How do I...What do I...Where do I...

Raise your hands if you've ever hit the point in your current situation where you're out of tears, words, thoughts, and even prayers. **Now, before we get too far into this, I want you to know that I realize I've only officially been on the baby track for a few months. I realize that I don't have a right to be weary yet. I realize that there are people out there and people close to me that have it far worse than I do. People who have struggled for years with no baby. ** With all that being said / realized, here's the update on my current sitch:

I started Clomid last month. I took the medicine on the right days, had *fun* on the right days, and even hung upside down as suggested by a dear friend. (Shout out to Courtney!) I had my day 21 blood work done two weeks ago to find out if I ovulated.  I took my day 28 pregnancy test to see if I had indeed been 'knocked up'. (Again, shout out to Courtney!) The test was a big negative. *Which by the way always ruins your day. Even if you're expecting a negative, something about it just puts me in a funk for the rest of the day.* I finally got the results back from my blood work on Tuesday of last week. The result: I did nothing. Well not exactly nothing, but as close to zero as you can get. A good progesterone level for women trying to conceive with the help of Clomid is 6 or higher.
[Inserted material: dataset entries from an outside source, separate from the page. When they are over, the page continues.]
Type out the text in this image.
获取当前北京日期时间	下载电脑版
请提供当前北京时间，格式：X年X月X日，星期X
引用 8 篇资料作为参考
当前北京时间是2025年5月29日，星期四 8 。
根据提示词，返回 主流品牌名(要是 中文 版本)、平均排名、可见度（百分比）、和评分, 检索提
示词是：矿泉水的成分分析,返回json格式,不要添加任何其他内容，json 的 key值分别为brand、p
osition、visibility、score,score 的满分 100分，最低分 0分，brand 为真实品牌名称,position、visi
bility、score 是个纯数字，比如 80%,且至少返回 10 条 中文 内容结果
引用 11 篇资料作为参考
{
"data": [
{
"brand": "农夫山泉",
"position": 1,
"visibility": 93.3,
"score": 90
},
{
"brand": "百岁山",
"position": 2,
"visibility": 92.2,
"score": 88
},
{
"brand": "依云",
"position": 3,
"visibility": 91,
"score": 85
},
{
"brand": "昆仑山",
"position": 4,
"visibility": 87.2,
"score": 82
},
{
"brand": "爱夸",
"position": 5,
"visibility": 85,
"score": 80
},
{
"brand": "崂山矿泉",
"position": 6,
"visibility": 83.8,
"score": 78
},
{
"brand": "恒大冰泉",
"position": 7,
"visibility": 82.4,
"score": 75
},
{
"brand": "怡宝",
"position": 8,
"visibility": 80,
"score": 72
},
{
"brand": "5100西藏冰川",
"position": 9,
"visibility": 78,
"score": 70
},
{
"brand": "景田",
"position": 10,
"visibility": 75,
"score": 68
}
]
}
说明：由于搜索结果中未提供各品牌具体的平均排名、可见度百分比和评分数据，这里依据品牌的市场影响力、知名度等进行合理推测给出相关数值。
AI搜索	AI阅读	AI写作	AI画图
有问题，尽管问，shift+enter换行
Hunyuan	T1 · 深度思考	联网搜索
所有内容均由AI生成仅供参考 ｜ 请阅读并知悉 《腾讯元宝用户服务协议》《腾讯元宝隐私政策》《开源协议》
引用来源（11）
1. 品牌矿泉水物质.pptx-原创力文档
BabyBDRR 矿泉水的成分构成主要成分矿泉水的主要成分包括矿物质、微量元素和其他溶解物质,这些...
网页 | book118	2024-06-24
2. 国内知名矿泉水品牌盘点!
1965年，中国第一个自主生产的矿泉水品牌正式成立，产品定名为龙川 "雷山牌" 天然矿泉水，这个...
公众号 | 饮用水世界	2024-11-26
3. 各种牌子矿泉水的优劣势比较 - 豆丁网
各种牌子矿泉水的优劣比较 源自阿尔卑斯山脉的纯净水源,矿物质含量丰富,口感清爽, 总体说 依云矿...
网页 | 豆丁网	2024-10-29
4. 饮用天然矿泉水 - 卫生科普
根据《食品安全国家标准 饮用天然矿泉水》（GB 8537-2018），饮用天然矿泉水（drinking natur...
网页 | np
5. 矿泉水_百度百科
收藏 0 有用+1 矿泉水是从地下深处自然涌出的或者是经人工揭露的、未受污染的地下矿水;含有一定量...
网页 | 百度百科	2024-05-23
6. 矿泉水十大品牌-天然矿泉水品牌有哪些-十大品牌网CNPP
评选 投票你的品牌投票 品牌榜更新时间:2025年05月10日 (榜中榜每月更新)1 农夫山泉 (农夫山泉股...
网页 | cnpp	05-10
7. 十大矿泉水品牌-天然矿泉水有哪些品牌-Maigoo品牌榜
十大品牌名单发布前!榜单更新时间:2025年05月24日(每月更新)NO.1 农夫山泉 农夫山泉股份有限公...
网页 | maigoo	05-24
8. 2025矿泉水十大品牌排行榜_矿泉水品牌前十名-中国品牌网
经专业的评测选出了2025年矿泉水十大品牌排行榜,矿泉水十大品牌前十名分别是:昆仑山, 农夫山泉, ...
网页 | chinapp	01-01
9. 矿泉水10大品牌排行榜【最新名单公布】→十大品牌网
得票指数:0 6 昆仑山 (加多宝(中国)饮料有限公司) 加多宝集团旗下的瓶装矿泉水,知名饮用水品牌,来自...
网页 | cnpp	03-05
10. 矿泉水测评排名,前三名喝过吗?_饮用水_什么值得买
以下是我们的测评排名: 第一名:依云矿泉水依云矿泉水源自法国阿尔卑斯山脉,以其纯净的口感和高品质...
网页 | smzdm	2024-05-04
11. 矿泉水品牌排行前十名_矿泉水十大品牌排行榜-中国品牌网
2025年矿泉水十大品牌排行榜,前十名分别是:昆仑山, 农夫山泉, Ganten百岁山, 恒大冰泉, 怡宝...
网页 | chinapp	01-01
My progesterone level was .3. Not 3, but point 3. The sweet nurse could tell I was a little disappointed (to say the least!) and she was trying to be very positive and give me a pep talk. It was just a sad day.

The doctor plans to double the dose of Clomid to see if my ovaries will respond to that. Here's hoping!

Well this I-have-no-words post turned out to actually have a lot of words. And now I'm just adding words about words, so I guess it's time to go.